A battle that needs blunt words

28 October 2006

The Government has found itself with a scrap on its hands it clearly never bargained for, as the Catholic Church flexes its political muscles to thwart a plan rightly seen as an attack on the very principle of Catholic schools. The Archbishop of Birmingham, Vincent Nichols, has written to every head teacher pointing out the importance of contacting local MPs to show how widespread is the consternation in the Catholic community at proposals to alter the admissions criteria for pupils in their schools. Once they get the point, most parents will agree that the Government's clumsy attempts to deal with a quite different problem - the claim from some Muslims for a few faith schools of their own - has the potential to undermine the basis of Catholic education altogether.
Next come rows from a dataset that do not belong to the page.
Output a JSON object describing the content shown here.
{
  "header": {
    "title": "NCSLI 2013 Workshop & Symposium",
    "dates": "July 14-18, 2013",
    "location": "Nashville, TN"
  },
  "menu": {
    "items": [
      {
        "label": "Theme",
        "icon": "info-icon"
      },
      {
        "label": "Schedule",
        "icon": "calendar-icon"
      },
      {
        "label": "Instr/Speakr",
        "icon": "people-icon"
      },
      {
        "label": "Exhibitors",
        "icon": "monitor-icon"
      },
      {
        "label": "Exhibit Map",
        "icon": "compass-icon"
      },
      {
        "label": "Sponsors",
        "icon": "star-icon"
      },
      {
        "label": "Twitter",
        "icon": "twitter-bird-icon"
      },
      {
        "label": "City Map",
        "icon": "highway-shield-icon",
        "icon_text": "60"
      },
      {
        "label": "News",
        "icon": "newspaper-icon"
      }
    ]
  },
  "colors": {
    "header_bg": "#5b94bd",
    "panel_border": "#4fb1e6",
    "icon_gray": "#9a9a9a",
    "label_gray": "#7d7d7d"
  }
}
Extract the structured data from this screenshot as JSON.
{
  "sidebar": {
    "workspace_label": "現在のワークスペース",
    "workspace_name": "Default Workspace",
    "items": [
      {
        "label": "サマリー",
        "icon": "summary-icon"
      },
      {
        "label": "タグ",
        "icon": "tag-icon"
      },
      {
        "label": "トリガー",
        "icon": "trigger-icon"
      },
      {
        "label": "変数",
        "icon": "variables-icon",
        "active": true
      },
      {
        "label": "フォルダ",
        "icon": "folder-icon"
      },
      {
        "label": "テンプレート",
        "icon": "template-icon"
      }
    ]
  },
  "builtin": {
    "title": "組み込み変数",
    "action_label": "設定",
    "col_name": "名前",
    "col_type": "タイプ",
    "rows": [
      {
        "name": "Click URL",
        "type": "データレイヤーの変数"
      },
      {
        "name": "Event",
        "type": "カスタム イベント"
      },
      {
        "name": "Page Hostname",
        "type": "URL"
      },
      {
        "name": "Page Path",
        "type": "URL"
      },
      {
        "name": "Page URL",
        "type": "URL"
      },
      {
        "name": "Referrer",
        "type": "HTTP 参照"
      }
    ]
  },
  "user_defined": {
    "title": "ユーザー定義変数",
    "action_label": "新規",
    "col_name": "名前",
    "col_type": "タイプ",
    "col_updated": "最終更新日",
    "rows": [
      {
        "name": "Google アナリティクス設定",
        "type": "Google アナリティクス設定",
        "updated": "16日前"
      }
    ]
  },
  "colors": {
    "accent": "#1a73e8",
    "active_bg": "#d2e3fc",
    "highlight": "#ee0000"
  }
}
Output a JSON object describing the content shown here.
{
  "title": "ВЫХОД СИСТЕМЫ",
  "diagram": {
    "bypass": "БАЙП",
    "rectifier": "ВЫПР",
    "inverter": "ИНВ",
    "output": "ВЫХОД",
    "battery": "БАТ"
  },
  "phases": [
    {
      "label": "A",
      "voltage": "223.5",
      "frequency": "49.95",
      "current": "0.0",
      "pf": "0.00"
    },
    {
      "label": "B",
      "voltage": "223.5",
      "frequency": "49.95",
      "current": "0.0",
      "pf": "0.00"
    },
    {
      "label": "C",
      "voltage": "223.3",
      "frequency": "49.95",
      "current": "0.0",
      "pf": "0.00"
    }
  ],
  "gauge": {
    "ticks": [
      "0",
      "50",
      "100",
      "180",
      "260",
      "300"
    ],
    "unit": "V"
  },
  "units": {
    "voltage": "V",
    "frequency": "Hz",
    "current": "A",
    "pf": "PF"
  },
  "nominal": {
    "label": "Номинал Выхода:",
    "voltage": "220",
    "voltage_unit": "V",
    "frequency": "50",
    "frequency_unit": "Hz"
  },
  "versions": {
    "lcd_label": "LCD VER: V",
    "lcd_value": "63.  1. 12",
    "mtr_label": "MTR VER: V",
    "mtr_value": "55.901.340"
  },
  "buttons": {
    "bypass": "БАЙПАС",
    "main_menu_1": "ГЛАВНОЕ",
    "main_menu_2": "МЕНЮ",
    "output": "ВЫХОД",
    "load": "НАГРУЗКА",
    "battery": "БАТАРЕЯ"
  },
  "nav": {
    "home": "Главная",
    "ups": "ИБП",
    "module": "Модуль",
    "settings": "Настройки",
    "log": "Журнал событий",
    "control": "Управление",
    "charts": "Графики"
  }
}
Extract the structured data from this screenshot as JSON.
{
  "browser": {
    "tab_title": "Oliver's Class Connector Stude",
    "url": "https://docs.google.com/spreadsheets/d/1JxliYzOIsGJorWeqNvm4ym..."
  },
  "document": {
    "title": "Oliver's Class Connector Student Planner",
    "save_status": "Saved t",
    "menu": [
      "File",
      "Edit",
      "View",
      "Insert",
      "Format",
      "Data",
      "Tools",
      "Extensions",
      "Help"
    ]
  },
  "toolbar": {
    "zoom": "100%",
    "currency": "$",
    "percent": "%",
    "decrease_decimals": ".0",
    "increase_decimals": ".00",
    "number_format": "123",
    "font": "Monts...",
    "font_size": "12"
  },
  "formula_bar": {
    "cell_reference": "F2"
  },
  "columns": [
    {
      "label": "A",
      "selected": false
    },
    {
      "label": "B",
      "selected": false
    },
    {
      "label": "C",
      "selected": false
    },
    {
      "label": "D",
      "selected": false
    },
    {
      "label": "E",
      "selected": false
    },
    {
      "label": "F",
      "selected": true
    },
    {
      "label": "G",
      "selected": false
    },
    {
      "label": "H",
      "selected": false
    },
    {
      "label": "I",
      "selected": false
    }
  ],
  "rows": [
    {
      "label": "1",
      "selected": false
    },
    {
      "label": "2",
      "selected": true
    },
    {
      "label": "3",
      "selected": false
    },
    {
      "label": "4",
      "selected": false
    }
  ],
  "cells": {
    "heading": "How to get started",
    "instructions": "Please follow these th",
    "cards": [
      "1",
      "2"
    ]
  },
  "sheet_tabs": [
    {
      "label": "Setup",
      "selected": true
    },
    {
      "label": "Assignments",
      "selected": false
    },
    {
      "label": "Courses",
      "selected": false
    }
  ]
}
The Muslim claim to their own schools has already been conceded in principle, but the Government faces strong criticism that, instead of advancing the multicultural integration it wants, it risks setting up state-funded pockets of Muslim separation and isolation, even fundamentalism. That is a reasonable anxiety. The Government's first response was to insist that 25 per cent of places in all new faith schools should go to children from outside the faith community concerned. This half-baked notion - there is manifestly no demand from non-Muslim parents for places in these hypothetical Muslim state schools - is so unworkable that it raises the suspicion that the real intention was to make such schools so unattractive to the Muslim community that they would lose interest in the idea.

But its one gigantic flaw was that it was incompatible with the basis on which more than 2,000 existing Catholic schools had long been operating. They fill their places first with Catholic pupils, then with non-Catholics - although even this sensible provision was suspended in recent memory to prevent Catholic schools "poaching" pupils from the non-denominational schools next door. In fact, on average, the non-Catholic presence in Catholic schools is higher than the Government's 25 per cent. But the priority for Catholics in the schools' admissions policy is all-important, as it sets the tone for all that follows.

The Church of England's pledge to offer 25 per cent of places in its new schools to pupils of other faiths or none, which pre-empted the Government's move, proved unhelpful to the Catholic Church. It is now having to fight this battle without its usual Anglican ally - not alone, but with necessarily less weighty support from Jewish and Muslim interests.

But the tone of the debate about multiculturalism in British society is changing, and even Government ministers are realising the advantage of plain and forthright speaking over euphemistic whispering in connection, say, with the veiling of Muslim women.

The attempt by aggressive secularists to drive religion out of the public square - Catholics, Muslims, all of them - has become overt. They can only be answered in the same currency, a combination of blunt speaking, mass lobbying and political leverage.

It has been said that Labour owes it origins more to Methodism than to Marxism. The moment has come when it needs reminding there is a third M in its history, Cardinal Manning. The "dockers' cardinal", whose thinking on social justice was closely followed in Leo XIII's encyclical Rerum Novarum in 1891, created a tradition of Catholic support for the Labour movement throughout the industrial heartlands of Britain. Many a marginal seat still turns on it. That is what Labour is now risking.